The next three seasons, the Dolphins’ best scoring-defense ranking was 18th(19thand 29ththe other two years). While Grier and his scouting department were filling out the roster with young starters like Kenyan Drake, Xavien Howard and Laremy Tunsil, Tanenbaum has been chasing his tail with substantial salaries for inconsequential players.
Andre Branch, Kiko Alonso and T.J. McDonald were all issued hefty paychecks within the last 15 months. Fast forward to the 2018 off-season and each of those players have been replaced. Barely a year removed from the Branch and Alonso deals, and eight months after the mysterious McDonald extension, each has been asked to take their place at back of the line.
Charles Harris was the team’s first round pick in 2017. The team’s best pass rusher (Cameron Wake) is 35-years old, so a contingency makes logical sense. But when veteran Robert Quinn, along with his $11 million salary, were acquired for a fourth round draft pick, that’s a self-prescribed mea culpa from the Dolphins’ EVP regarding the Branch contract.
One round later, Miami selected Ohio State Linebacker Raekwon McMillan. Fast forward another year, Miami doubled down on Buckeye ‘backers by drafting Jerome Baker. A pair of day-two picks isn’t a good look for the prized-pony from the 2016 draft trade back from pick eight to thirteen – Kiko Alonso.
T.J. McDonald got paid for his work in training camp and pre-season prior to serving an eight-game suspension. Just eight games later, the Dolphins decided the 11thpick of the 2018 draft would serve as his replacement.
The Ben Volin report suggests that Stephen Ross attempted to intervene with the drafting of All-American Safety, Minkah Fitzpatrick. Citing frugality and a desire to acquire more picks as the point of contention for Ross, Volin asserts that the man who has spared no expense in the spirit of winning wanted to pinch pennies opposed to making a selection with the 11thallotment.
That report flies directly in the face of every principle Ross has stood for since purchasing the Dolphins a decade ago.
What Volin may have not realized, however, was an inadvertent discovery of turmoil between the Dolphins’ owner and EVP of Football Ops.

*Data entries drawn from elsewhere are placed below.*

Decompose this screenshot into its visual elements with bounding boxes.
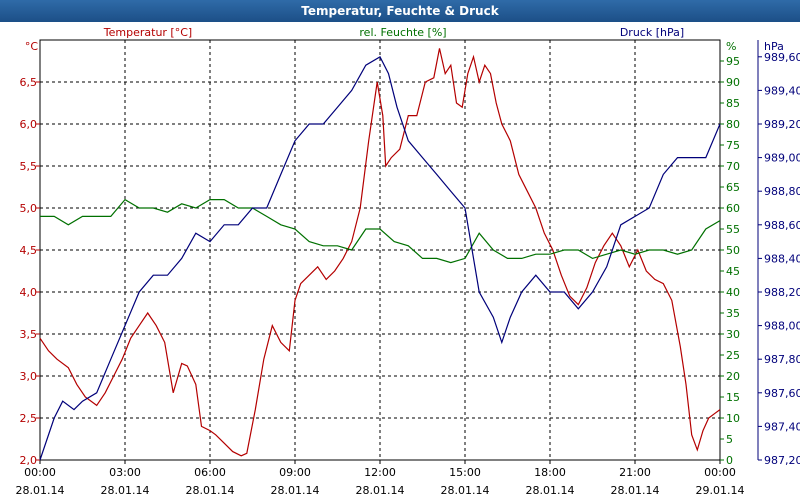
humidity-tick-label: 15 [726,391,740,404]
series-line-temperature [39,48,721,457]
x-tick-date: 28.01.14 [186,484,235,497]
pressure-tick-label: 989,60 [764,51,800,64]
pressure-tick-label: 989,00 [764,152,800,165]
chart: 00:00 28.01.14 03:00 28.01.14 06:00 28.01.14 0… [16,26,800,497]
humidity-tick-label: 35 [726,307,740,320]
pressure-tick-label: 987,20 [764,454,800,467]
humidity-tick-label: 25 [726,349,740,362]
axis-label-pressure: Druck [hPa] [620,26,684,39]
series-layer [39,48,721,461]
x-tick-time: 00:00 [24,466,56,479]
x-tick-date: 28.01.14 [611,484,660,497]
humidity-tick-label: 30 [726,328,740,341]
humidity-tick-label: 0 [726,454,733,467]
unit-temperature: °C [25,40,39,53]
unit-pressure: hPa [764,40,784,53]
humidity-tick-label: 5 [726,433,733,446]
x-tick-time: 18:00 [534,466,566,479]
pressure-tick-label: 989,40 [764,84,800,97]
humidity-tick-label: 55 [726,223,740,236]
temperature-tick-label: 6,0 [20,118,38,131]
x-tick-date: 28.01.14 [271,484,320,497]
humidity-tick-label: 45 [726,265,740,278]
pressure-tick-label: 987,40 [764,420,800,433]
axis-label-humidity: rel. Feuchte [%] [359,26,446,39]
humidity-tick-label: 10 [726,412,740,425]
window-title: Temperatur, Feuchte & Druck [0,0,800,22]
x-tick-time: 21:00 [619,466,651,479]
x-tick-time: 09:00 [279,466,311,479]
temperature-tick-label: 6,5 [20,76,38,89]
pressure-tick-label: 987,60 [764,387,800,400]
temperature-tick-label: 2,0 [20,454,38,467]
humidity-tick-label: 95 [726,55,740,68]
humidity-tick-label: 85 [726,97,740,110]
x-tick-date: 28.01.14 [526,484,575,497]
humidity-tick-label: 40 [726,286,740,299]
series-line-pressure [39,55,721,461]
x-tick-date: 28.01.14 [356,484,405,497]
humidity-tick-label: 65 [726,181,740,194]
x-tick-date: 28.01.14 [101,484,150,497]
humidity-tick-label: 75 [726,139,740,152]
pressure-tick-label: 988,20 [764,286,800,299]
humidity-tick-label: 80 [726,118,740,131]
temperature-tick-label: 3,5 [20,328,38,341]
axes: 00:00 28.01.14 03:00 28.01.14 06:00 28.01.14 0… [16,40,800,497]
series-line-humidity [40,198,721,264]
x-tick-time: 12:00 [364,466,396,479]
unit-humidity: % [726,40,736,53]
temperature-tick-label: 4,0 [20,286,38,299]
humidity-tick-label: 50 [726,244,740,257]
x-tick-time: 03:00 [109,466,141,479]
humidity-tick-label: 70 [726,160,740,173]
x-tick-time: 00:00 [704,466,736,479]
temperature-tick-label: 2,5 [20,412,38,425]
temperature-tick-label: 3,0 [20,370,38,383]
axis-label-temperature: Temperatur [°C] [103,26,192,39]
humidity-tick-label: 90 [726,76,740,89]
pressure-tick-label: 987,80 [764,353,800,366]
temperature-tick-label: 4,5 [20,244,38,257]
x-tick-date: 28.01.14 [16,484,65,497]
humidity-tick-label: 20 [726,370,740,383]
x-tick-time: 06:00 [194,466,226,479]
grid [40,39,720,461]
pressure-tick-label: 988,80 [764,185,800,198]
pressure-tick-label: 988,40 [764,252,800,265]
x-tick-date: 29.01.14 [696,484,745,497]
x-tick-date: 28.01.14 [441,484,490,497]
humidity-tick-label: 60 [726,202,740,215]
pressure-tick-label: 988,60 [764,219,800,232]
pressure-tick-label: 988,00 [764,320,800,333]
x-tick-time: 15:00 [449,466,481,479]
pressure-tick-label: 989,20 [764,118,800,131]
temperature-tick-label: 5,5 [20,160,38,173]
temperature-tick-label: 5,0 [20,202,38,215]
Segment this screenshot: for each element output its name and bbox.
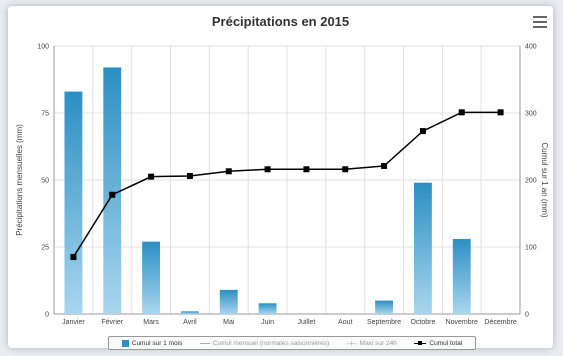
bar-cumul-mois[interactable] bbox=[64, 91, 83, 314]
chart-menu-icon[interactable] bbox=[533, 16, 547, 28]
y-left-axis-title: Précipitations mensuelles (mm) bbox=[15, 124, 24, 236]
legend-item-total[interactable]: Cumul total bbox=[414, 340, 462, 347]
x-tick-label: Janvier bbox=[62, 319, 85, 326]
legend-swatch-bar-icon bbox=[121, 339, 129, 347]
y-right-axis-title: Cumul sur 1 an (mm) bbox=[540, 142, 549, 217]
chart-legend: Cumul sur 1 mois Cumul mensuel (normales… bbox=[108, 336, 476, 350]
legend-swatch-marker-icon bbox=[414, 340, 427, 347]
x-tick-label: Février bbox=[101, 319, 123, 326]
bar-cumul-mois[interactable] bbox=[103, 67, 122, 314]
x-tick-label: Mai bbox=[223, 319, 235, 326]
y-right-tick-label: 100 bbox=[525, 245, 537, 252]
bar-cumul-mois[interactable] bbox=[180, 311, 199, 314]
legend-swatch-line-icon bbox=[199, 342, 210, 344]
x-tick-label: Septembre bbox=[367, 319, 401, 326]
legend-label: Cumul mensuel (normales saisonnières) bbox=[212, 339, 330, 347]
legend-item-monthly[interactable]: Cumul sur 1 mois bbox=[121, 339, 183, 347]
point-cumul-total[interactable] bbox=[303, 166, 310, 173]
point-cumul-total[interactable] bbox=[458, 109, 465, 116]
point-cumul-total[interactable] bbox=[419, 128, 426, 135]
y-right-tick-label: 300 bbox=[525, 111, 537, 118]
point-cumul-total[interactable] bbox=[186, 172, 193, 179]
line-cumul-total bbox=[72, 111, 501, 258]
x-tick-label: Avril bbox=[183, 319, 197, 326]
point-cumul-total[interactable] bbox=[497, 109, 504, 116]
y-left-tick-label: 25 bbox=[41, 245, 49, 252]
bar-cumul-mois[interactable] bbox=[142, 241, 161, 314]
legend-item-maxi[interactable]: -+- Maxi sur 24h bbox=[346, 338, 397, 348]
chart-plot: 0 25 50 75 100 0 100 200 300 400 Janvier Février Mar… bbox=[15, 44, 549, 327]
x-tick-label: Mars bbox=[143, 319, 159, 326]
bar-cumul-mois[interactable] bbox=[219, 289, 238, 314]
bar-cumul-mois[interactable] bbox=[258, 303, 277, 314]
point-cumul-total[interactable] bbox=[381, 162, 388, 169]
x-tick-label: Décembre bbox=[484, 319, 516, 326]
x-tick-label: Novembre bbox=[446, 319, 478, 326]
x-tick-label: Juin bbox=[261, 319, 274, 326]
point-cumul-total[interactable] bbox=[148, 173, 155, 180]
bar-cumul-mois[interactable] bbox=[413, 182, 432, 314]
legend-label: Cumul total bbox=[429, 339, 463, 347]
y-left-tick-label: 50 bbox=[41, 178, 49, 185]
point-cumul-total[interactable] bbox=[264, 166, 271, 173]
bar-cumul-mois[interactable] bbox=[375, 300, 394, 314]
x-tick-label: Aout bbox=[338, 319, 352, 326]
point-cumul-total[interactable] bbox=[225, 168, 232, 175]
y-left-tick-label: 0 bbox=[45, 312, 49, 319]
legend-label: Cumul sur 1 mois bbox=[131, 339, 183, 347]
x-tick-label: Octobre bbox=[410, 319, 435, 326]
point-cumul-total[interactable] bbox=[70, 254, 77, 261]
y-right-tick-label: 0 bbox=[525, 312, 529, 319]
y-left-tick-label: 75 bbox=[41, 111, 49, 118]
legend-item-normales[interactable]: Cumul mensuel (normales saisonnières) bbox=[199, 339, 330, 347]
y-right-tick-label: 400 bbox=[525, 44, 537, 51]
bar-cumul-mois[interactable] bbox=[452, 238, 471, 314]
point-cumul-total[interactable] bbox=[342, 166, 349, 173]
x-tick-label: Juillet bbox=[297, 319, 315, 326]
legend-swatch-plus-icon: -+- bbox=[346, 338, 357, 348]
chart-container: Précipitations en 2015 0 25 50 75 100 0 100 200… bbox=[8, 6, 553, 350]
y-right-tick-label: 200 bbox=[525, 178, 537, 185]
legend-label: Maxi sur 24h bbox=[359, 339, 397, 347]
y-left-tick-label: 100 bbox=[37, 44, 49, 51]
point-cumul-total[interactable] bbox=[109, 191, 116, 198]
chart-title: Précipitations en 2015 bbox=[211, 14, 350, 29]
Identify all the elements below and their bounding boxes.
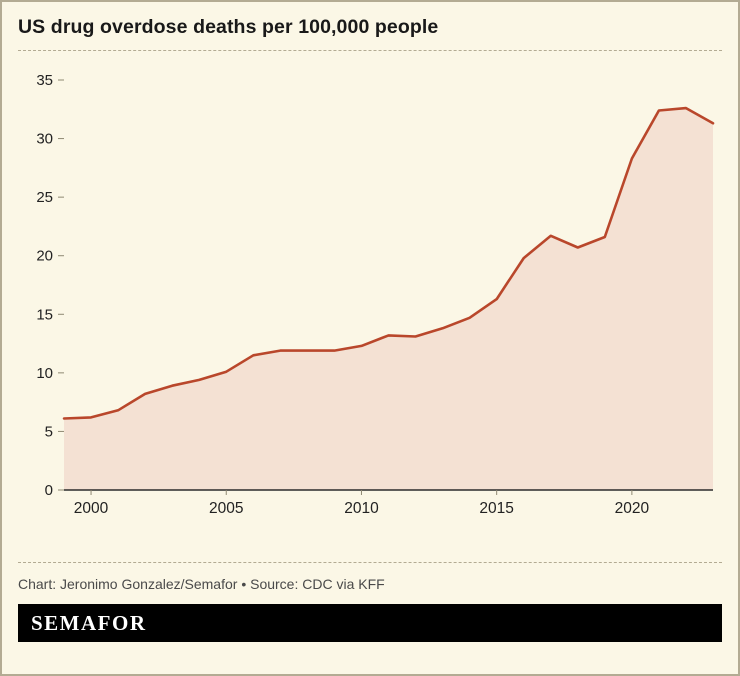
page-title: US drug overdose deaths per 100,000 peop…	[18, 16, 439, 38]
y-axis-label: 25	[36, 189, 53, 206]
y-axis-label: 15	[36, 306, 53, 323]
x-axis-label: 2010	[344, 500, 379, 517]
semafor-logo: SEMAFOR	[31, 610, 147, 635]
overdose-chart-svg: 0 5 10 15 20 25 30 35 2000 2005 2010 2015 2020	[36, 72, 715, 517]
top-separator	[18, 50, 722, 51]
semafor-logo-bar: SEMAFOR	[18, 604, 722, 642]
y-axis-label: 30	[36, 131, 53, 148]
y-axis-label: 20	[36, 248, 53, 265]
x-axis-label: 2000	[74, 500, 109, 517]
x-axis-label: 2005	[209, 500, 243, 517]
x-axis-label: 2015	[479, 500, 513, 517]
y-axis-label: 0	[45, 482, 53, 499]
y-axis-label: 35	[36, 72, 53, 89]
chart-credit: Chart: Jeronimo Gonzalez/Semafor • Sourc…	[18, 576, 385, 592]
x-axis-label: 2020	[615, 500, 650, 517]
data-line	[62, 106, 715, 420]
y-axis-label: 10	[36, 365, 53, 382]
bottom-separator	[18, 562, 722, 563]
y-axis-label: 5	[45, 423, 53, 440]
chart-area: 0 5 10 15 20 25 30 35 2000 2005 2010 2015 2020	[18, 57, 722, 522]
area-fill	[64, 108, 713, 490]
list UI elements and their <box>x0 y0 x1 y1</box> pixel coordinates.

Winning is the ultimate antibiotic in the National Football League – it cures every internal illness. The 2016 post-season appearance (the club’s first since 2008) permitted Ross to loosen the reigns on Tannenbaum, enabling him to break open Ross’ checkbook.
When Ryan Tannehill was lost for the season, it meant another $10 million from Ross’ pocket to pay for an atrocious fill-in at the quarterback position.
As a result of this spending spree, the Dolphins had to cut costs in the 2018 off-season. The marquee name joining the exodus was the man Tannenbaum implored Ross to pony up for in 2015, Ndamukong Suh.
Going full circle, a three-year run brought Tannenbaum from a position of emphatically banging the table for the future Hall of Fame defensive tackle, to spearheading his departure.
Known more for their “wins” in March than during the fall and winter, the Dolphins are annually putting chips in the free-agent pot. In 2018, however, there’s a different feel. Bargain buys, character and scheme fits and players that, on the surface, appear to be hand-selected by Coach Gase and Chris Grier, a changing of the guard appears imminent.
Stephen Ross isn’t interested in sacrificing wins to save money, but building a billion-dollar estate draws parallels to constructing a championship football team.
And you don’t arrive at either destination with bad investments.